GS Paper 2
Syllabus: Governance/ Government Policies and Interventions
Source: TOI
Context: This article is in continuation to yesterday’s article on the Impact of the DPDP Bill on the RTI Act
Digital Personal Data Protection in India is criticized for granting extensive state control over citizens’ lives and privacy.
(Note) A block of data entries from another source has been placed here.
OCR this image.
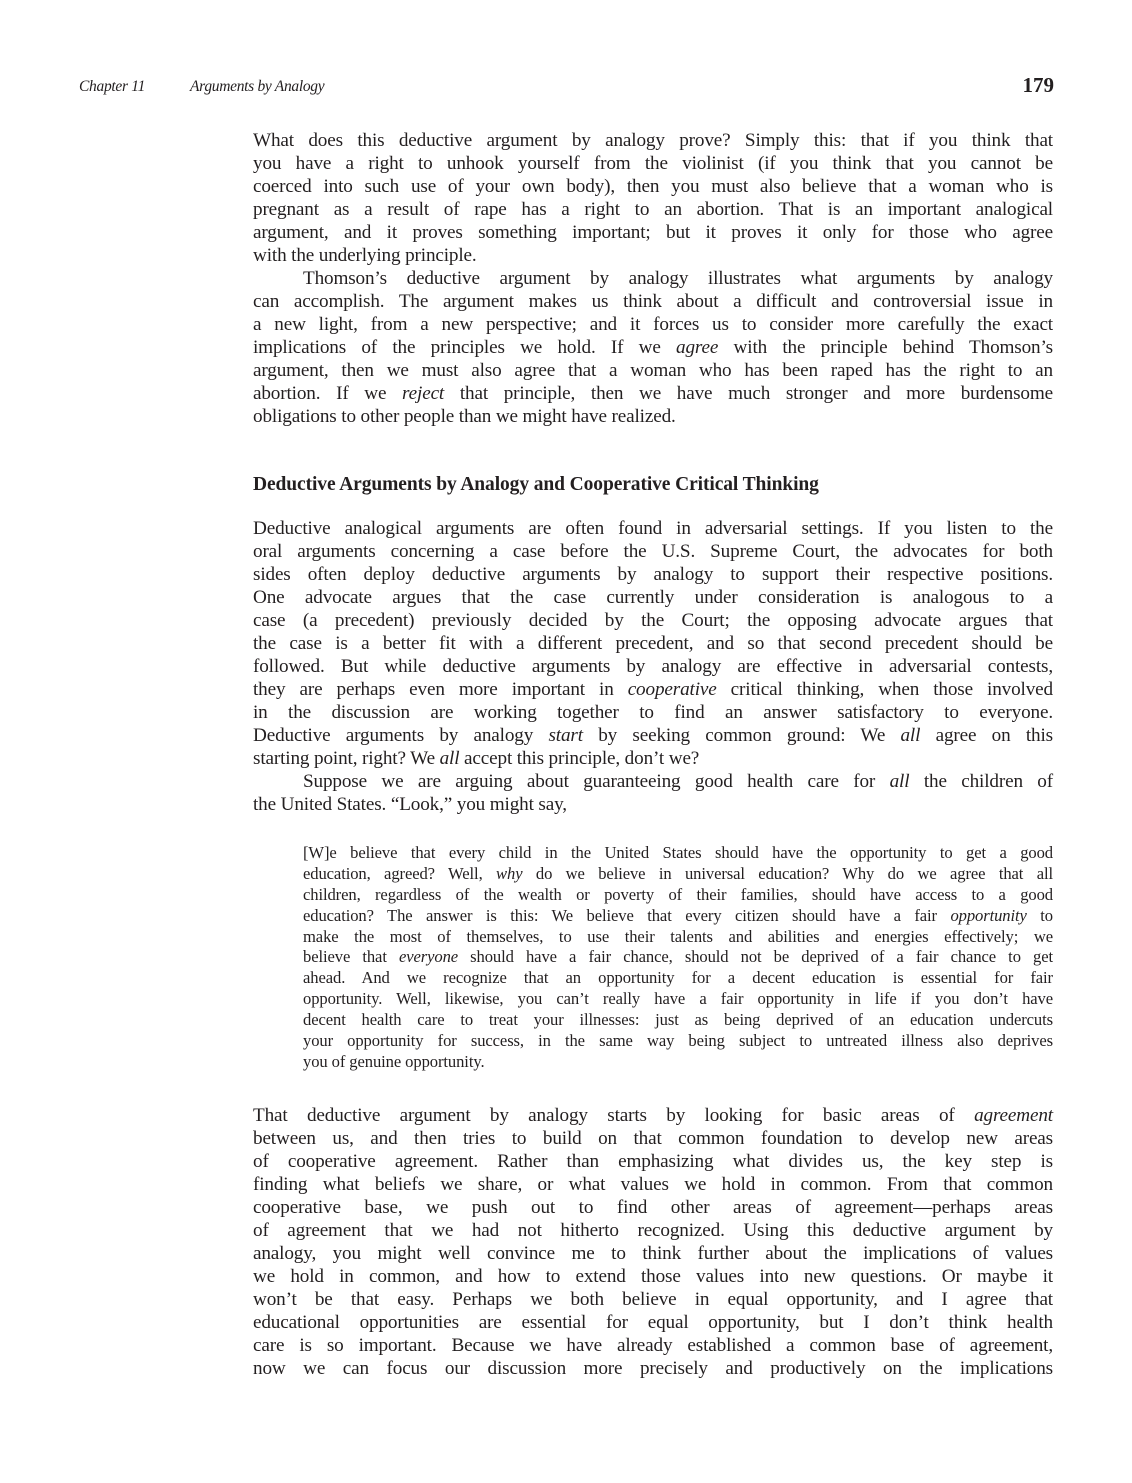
Chapter 11	Arguments by Analogy	179
What does this deductive argument by analogy prove? Simply this: that if you think that
you have a right to unhook yourself from the violinist (if you think that you cannot be
coerced into such use of your own body), then you must also believe that a woman who is
pregnant as a result of rape has a right to an abortion. That is an important analogical
argument, and it proves something important; but it proves it only for those who agree
with the underlying principle.
Thomson’s deductive argument by analogy illustrates what arguments by analogy
can accomplish. The argument makes us think about a difficult and controversial issue in
a new light, from a new perspective; and it forces us to consider more carefully the exact
implications of the principles we hold. If we agree with the principle behind Thomson’s
argument, then we must also agree that a woman who has been raped has the right to an
abortion. If we reject that principle, then we have much stronger and more burdensome
obligations to other people than we might have realized.
Deductive Arguments by Analogy and Cooperative Critical Thinking
Deductive analogical arguments are often found in adversarial settings. If you listen to the
oral arguments concerning a case before the U.S. Supreme Court, the advocates for both
sides often deploy deductive arguments by analogy to support their respective positions.
One advocate argues that the case currently under consideration is analogous to a
case (a precedent) previously decided by the Court; the opposing advocate argues that
the case is a better fit with a different precedent, and so that second precedent should be
followed. But while deductive arguments by analogy are effective in adversarial contests,
they are perhaps even more important in cooperative critical thinking, when those involved
in the discussion are working together to find an answer satisfactory to everyone.
Deductive arguments by analogy start by seeking common ground: We all agree on this
starting point, right? We all accept this principle, don’t we?
Suppose we are arguing about guaranteeing good health care for all the children of
the United States. “Look,” you might say,
[W]e believe that every child in the United States should have the opportunity to get a good
education, agreed? Well, why do we believe in universal education? Why do we agree that all
children, regardless of the wealth or poverty of their families, should have access to a good
education? The answer is this: We believe that every citizen should have a fair opportunity to
make the most of themselves, to use their talents and abilities and energies effectively; we
believe that everyone should have a fair chance, should not be deprived of a fair chance to get
ahead. And we recognize that an opportunity for a decent education is essential for fair
opportunity. Well, likewise, you can’t really have a fair opportunity in life if you don’t have
decent health care to treat your illnesses: just as being deprived of an education undercuts
your opportunity for success, in the same way being subject to untreated illness also deprives
you of genuine opportunity.
That deductive argument by analogy starts by looking for basic areas of agreement
between us, and then tries to build on that common foundation to develop new areas
of cooperative agreement. Rather than emphasizing what divides us, the key step is
finding what beliefs we share, or what values we hold in common. From that common
cooperative base, we push out to find other areas of agreement—perhaps areas
of agreement that we had not hitherto recognized. Using this deductive argument by
analogy, you might well convince me to think further about the implications of values
we hold in common, and how to extend those values into new questions. Or maybe it
won’t be that easy. Perhaps we both believe in equal opportunity, and I agree that
educational opportunities are essential for equal opportunity, but I don’t think health
care is so important. Because we have already established a common base of agreement,
now we can focus our discussion more precisely and productively on the implications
Limitation of the DPDP Bill:
| The bill has an emphasis on data collection and commercialization, potentially overshadowing robust protection of citizens’ rights and data privacy. | |
| Weak Notice Provision | Data collecting companies (data fiduciaries) are not required to inform users (data principals) about sharing their data with third parties |
| Consent Issues | ‘Legitimate uses’ of data are vaguely defined, potentially leading to consent-related issues. E.g., reasons like ‘State functions’ and ‘medical reasons’, do not require user consent, possibly undermining privacy |
| Government Immunity | The government is granted extensive powers to gather and process citizens’ data. |
| Compromised Independence | The Data Protection Board’s lack of independence due to government-appointed members |
| Undefined Data Fiduciary Category | Unclear criteria for ‘significant data fiduciaries’ exemptions from notifying users about data collection, storage, or sharing |
In September 2018, nearly a year after its decision on the fundamental right to privacy, the Supreme Court upheld but also limited the Aadhaar programme. Justice D.Y. Chandrachud, in his dissenting judgment, drew from Nobel Prize-winning author Aleksandr Solzhenitsyn’s experience in Stalinist Russia: “The invisible threads of a society networked on biometric data had grave portents for the future and unless the law mandates an effective data protection framework, the quest for liberty and dignity would be as ephemeral as the wind.”